Among other winners this year were researchers who studied why legal documents are hard to understand. (The answer: It’s not the tricky concepts, but simply bad writing.) Another group discovered that when two people hit it off on a blind date, their hearts start to beat in unison. Then there was the Swedish researcher who fashioned a rubber crash-test dummy in the shape of a moose, then rammed it with cars. (Moose collisions are a big deal in Sweden, apparently.)

“The crash test results were very pleasing since the demolished cars looked very much like cars involved in real moose crashes,” the author wrote in his 2001 study.

During the ceremony, each award was bestowed by a past winner of an actual Nobel Prize. In Fish’s case, it was Columbia University’s Martin Chalfie, who won the 2008 Nobel in chemistry.

Chalfie joked that this year’s physics prize should be named in honor of Robert McCloskey, author of the children’s classic Make Way for Ducklings.

“It’s nice to know how they actually make their way,” he said.

The announcement of each award was heralded with a blast from a trombone. Musicians also performed a comic opera, riffing on the word epistemology (the study of knowledge).

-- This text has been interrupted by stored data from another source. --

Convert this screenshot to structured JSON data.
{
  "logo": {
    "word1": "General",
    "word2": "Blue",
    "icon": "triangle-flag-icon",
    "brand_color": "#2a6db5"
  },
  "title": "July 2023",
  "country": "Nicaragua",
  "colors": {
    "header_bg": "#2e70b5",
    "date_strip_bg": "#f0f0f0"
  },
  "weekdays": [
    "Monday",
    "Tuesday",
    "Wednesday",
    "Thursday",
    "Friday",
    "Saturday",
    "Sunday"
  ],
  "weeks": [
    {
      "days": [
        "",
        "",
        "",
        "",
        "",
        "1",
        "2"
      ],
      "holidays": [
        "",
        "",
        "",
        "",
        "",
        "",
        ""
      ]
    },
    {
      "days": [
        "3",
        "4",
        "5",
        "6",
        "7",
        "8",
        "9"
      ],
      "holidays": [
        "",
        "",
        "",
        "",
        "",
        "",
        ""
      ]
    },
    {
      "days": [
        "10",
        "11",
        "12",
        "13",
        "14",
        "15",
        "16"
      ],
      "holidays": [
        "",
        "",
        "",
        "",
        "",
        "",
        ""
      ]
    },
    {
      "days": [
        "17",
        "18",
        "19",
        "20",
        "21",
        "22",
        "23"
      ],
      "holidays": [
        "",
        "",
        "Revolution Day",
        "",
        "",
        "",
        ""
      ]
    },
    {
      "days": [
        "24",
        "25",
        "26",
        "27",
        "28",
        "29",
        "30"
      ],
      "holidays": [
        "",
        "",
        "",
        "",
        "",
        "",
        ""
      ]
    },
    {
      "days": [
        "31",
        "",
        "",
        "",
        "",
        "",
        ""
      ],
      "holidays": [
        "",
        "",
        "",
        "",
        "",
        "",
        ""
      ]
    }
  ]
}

Toward the end, everyone celebrated by throwing paper airplanes.

Fish was in his element.

And for once, no one made a crack about his name.

About that: Upon meeting Fish and learning that he studies fish, among other aquatic creatures, nearly everyone responds with some predictable version of “How appropriate!” or “You’re kidding!” It got old decades ago, but Fish has made his peace with it.

And good luck trying to come up with an original remark. He’s heard them all.

Perhaps the joking is better left to the man himself.

Once, when speaking to a group of scientists, he vowed to deliver a “super talk by Fish.”

Instead of — he said after a pause — a “super-fish-al talk.”